Types of legal interviews
Legal interviews vary significantly by stage and firm type. Training contract interviews at City and national firms: typically two rounds, the first assessing academic and commercial awareness, the second a partner interview on fit and motivation. NQ lateral interviews: heavier on technical legal knowledge in your practice area and on understanding the firm's client base. In-house legal interviews: focus on commercial judgment, cross-functional working, and prioritisation under resource constraints. US firms interviewing in London typically run a more compressed process with fewer rounds but higher intensity.
Commercial awareness questions
"Tell me about a recent deal or legal case that interested you and why." This is the most common commercial awareness question and the one candidates most often fail. A weak answer names the deal and mentions it raised issues. A strong answer: "The CMA's investigation into the Vodafone-Three merger interested me because of the tension between the regulator's structural remedies and the parties' argument that consolidation was necessary for 5G infrastructure investment. The final approval with conditions in 2024 suggests the CMA accepted that argument but wanted structural safeguards. It raises questions about how merger control frameworks handle industries where scale is a prerequisite for innovation." Prepare two or three examples at this level of depth.

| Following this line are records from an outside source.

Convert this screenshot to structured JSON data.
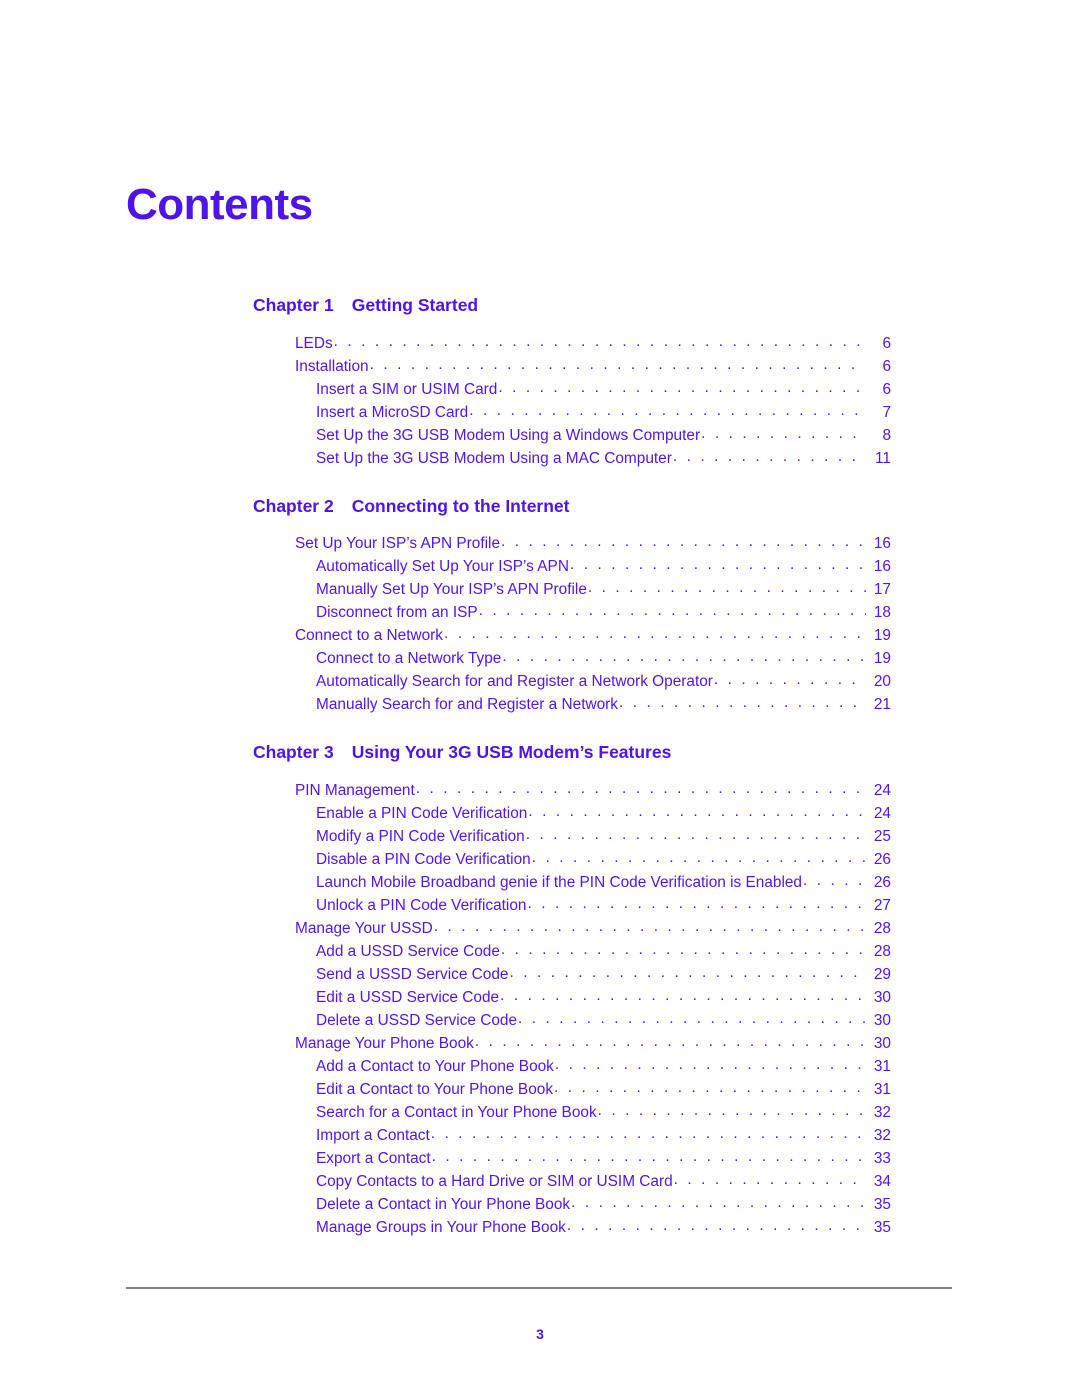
{
  "document": {
    "title": "Contents",
    "page_number": "3",
    "accent_color": "#4f14e8",
    "entry_color": "#5416e6",
    "rule_color": "#828282",
    "dot_leader": ". . . . . . . . . . . . . . . . . . . . . . . . . . . . . . . . . . . . . . . . . . . . . . . . . . . . . . . . . . . . . . . . . . . . . . . . . . . . . . . . . . . . . . . . . . ."
  },
  "chapters": [
    {
      "label": "Chapter 1",
      "title": "Getting Started",
      "entries": [
        {
          "level": 1,
          "text": "LEDs",
          "page": "6"
        },
        {
          "level": 1,
          "text": "Installation",
          "page": "6"
        },
        {
          "level": 2,
          "text": "Insert a SIM or USIM Card",
          "page": "6"
        },
        {
          "level": 2,
          "text": "Insert a MicroSD Card",
          "page": "7"
        },
        {
          "level": 2,
          "text": "Set Up the 3G USB Modem Using a Windows Computer",
          "page": "8"
        },
        {
          "level": 2,
          "text": "Set Up the 3G USB Modem Using a MAC Computer",
          "page": "11"
        }
      ]
    },
    {
      "label": "Chapter 2",
      "title": "Connecting to the Internet",
      "entries": [
        {
          "level": 1,
          "text": "Set Up Your ISP’s APN Profile",
          "page": "16"
        },
        {
          "level": 2,
          "text": "Automatically Set Up Your ISP’s APN",
          "page": "16"
        },
        {
          "level": 2,
          "text": "Manually Set Up Your ISP’s APN Profile",
          "page": "17"
        },
        {
          "level": 2,
          "text": "Disconnect from an ISP",
          "page": "18"
        },
        {
          "level": 1,
          "text": "Connect to a Network",
          "page": "19"
        },
        {
          "level": 2,
          "text": "Connect to a Network Type",
          "page": "19"
        },
        {
          "level": 2,
          "text": "Automatically Search for and Register a Network Operator",
          "page": "20"
        },
        {
          "level": 2,
          "text": "Manually Search for and Register a Network",
          "page": "21"
        }
      ]
    },
    {
      "label": "Chapter 3",
      "title": "Using Your 3G USB Modem’s Features",
      "entries": [
        {
          "level": 1,
          "text": "PIN Management",
          "page": "24"
        },
        {
          "level": 2,
          "text": "Enable a PIN Code Verification",
          "page": "24"
        },
        {
          "level": 2,
          "text": "Modify a PIN Code Verification",
          "page": "25"
        },
        {
          "level": 2,
          "text": "Disable a PIN Code Verification",
          "page": "26"
        },
        {
          "level": 2,
          "text": "Launch Mobile Broadband genie if the PIN Code Verification is Enabled",
          "page": "26"
        },
        {
          "level": 2,
          "text": "Unlock a PIN Code Verification",
          "page": "27"
        },
        {
          "level": 1,
          "text": "Manage Your USSD",
          "page": "28"
        },
        {
          "level": 2,
          "text": "Add a USSD Service Code",
          "page": "28"
        },
        {
          "level": 2,
          "text": "Send a USSD Service Code",
          "page": "29"
        },
        {
          "level": 2,
          "text": "Edit a USSD Service Code",
          "page": "30"
        },
        {
          "level": 2,
          "text": "Delete a USSD Service Code",
          "page": "30"
        },
        {
          "level": 1,
          "text": "Manage Your Phone Book",
          "page": "30"
        },
        {
          "level": 2,
          "text": "Add a Contact to Your Phone Book",
          "page": "31"
        },
        {
          "level": 2,
          "text": "Edit a Contact to Your Phone Book",
          "page": "31"
        },
        {
          "level": 2,
          "text": "Search for a Contact in Your Phone Book",
          "page": "32"
        },
        {
          "level": 2,
          "text": "Import a Contact",
          "page": "32"
        },
        {
          "level": 2,
          "text": "Export a Contact",
          "page": "33"
        },
        {
          "level": 2,
          "text": "Copy Contacts to a Hard Drive or SIM or USIM Card",
          "page": "34"
        },
        {
          "level": 2,
          "text": "Delete a Contact in Your Phone Book",
          "page": "35"
        },
        {
          "level": 2,
          "text": "Manage Groups in Your Phone Book",
          "page": "35"
        }
      ]
    }
  ]
}
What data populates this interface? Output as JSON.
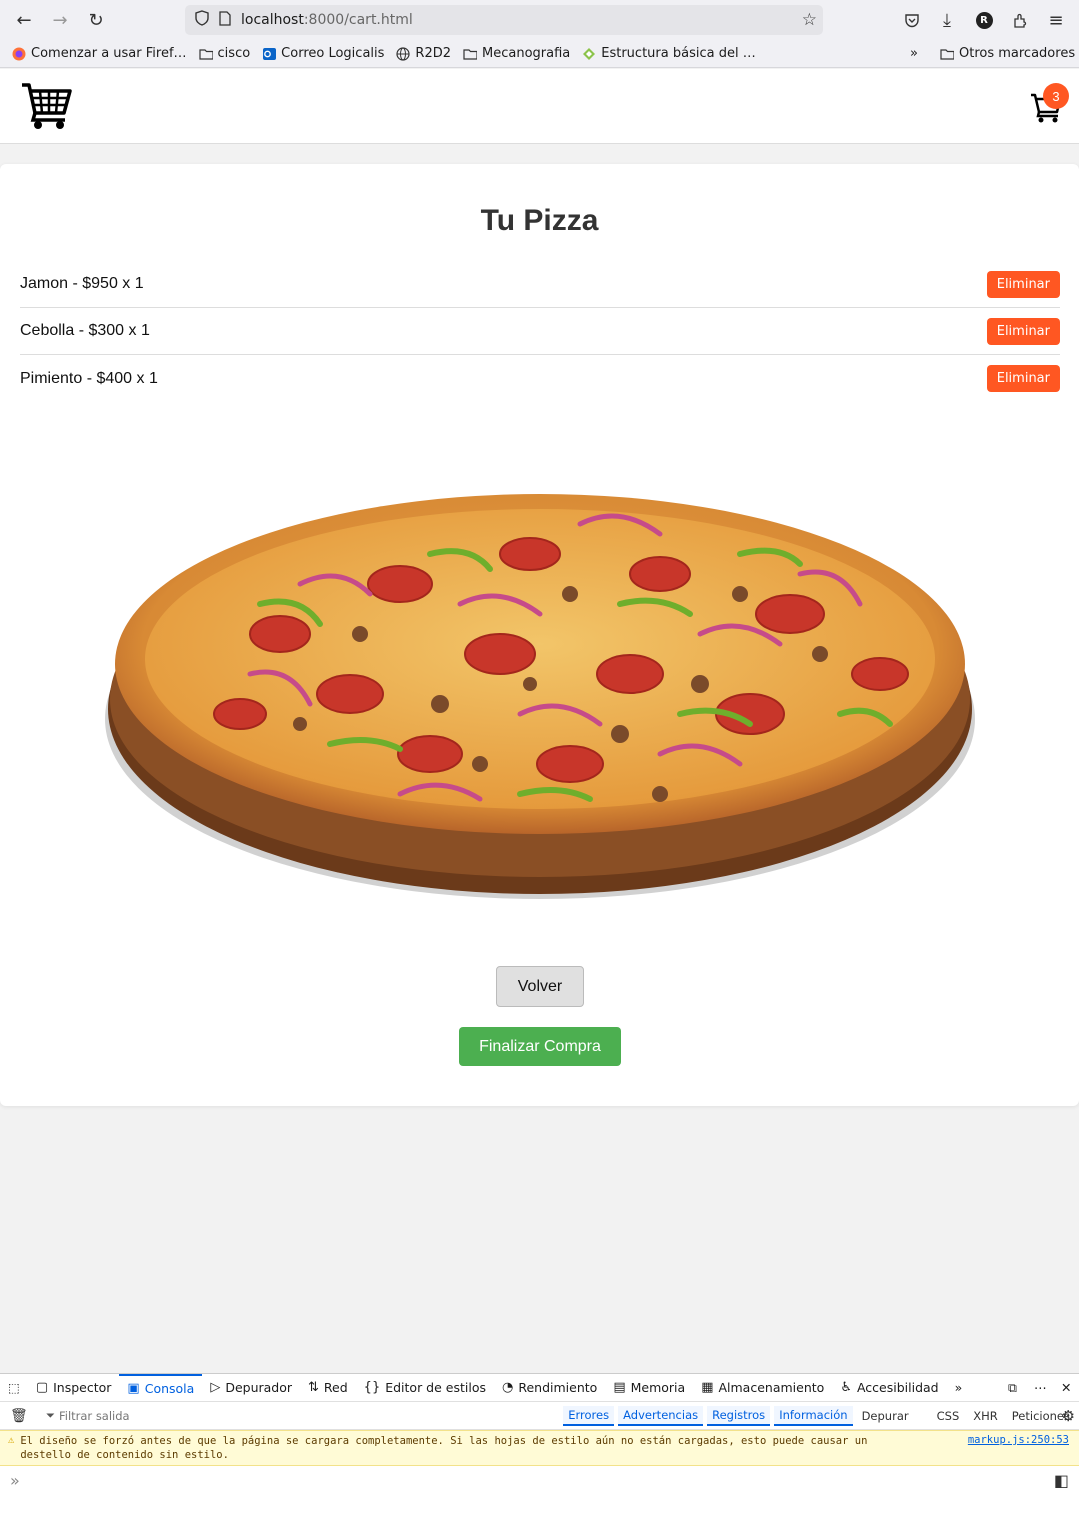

Motivation and fit questions
"Why law?" Avoid clichés: "I enjoy problem solving," "I am good at writing." Tie your answer to a specific experience: a case study that moved you, work experience that showed you what lawyers actually do, a legal issue you researched independently. The most compelling motivation answers connect intellectual interest with commercial context. "Why this firm specifically?" Show you know the firm's practice areas, recent significant deals, client sectors, and culture. At least two firm-specific reasons beyond the firm's website homepage. Speaking to trainees at open days and using what they tell you is far more persuasive than anything from the website.
Behavioral questions
"Tell me about a time you managed multiple competing deadlines." Strong answer: specific priorities, a clear decision about what to prioritise and why, and how you communicated with supervisors or clients when there was risk of slippage. Show you managed the situation rather than just working harder. "Describe a piece of work you produced that you were proud of." This can be legal or non-legal but should show attention to detail, analytical rigour, and commitment to quality above the minimum required.
How to prepare
Read a quality financial newspaper (FT, Reuters) for two weeks before your interview. Track two or three developing stories in the sectors your target firm advises. Have a view on each story. Prepare for a current issues discussion: "What do you think is the biggest challenge facing [sector] from a legal perspective?" Practice answering in two to three sentences, not five minutes.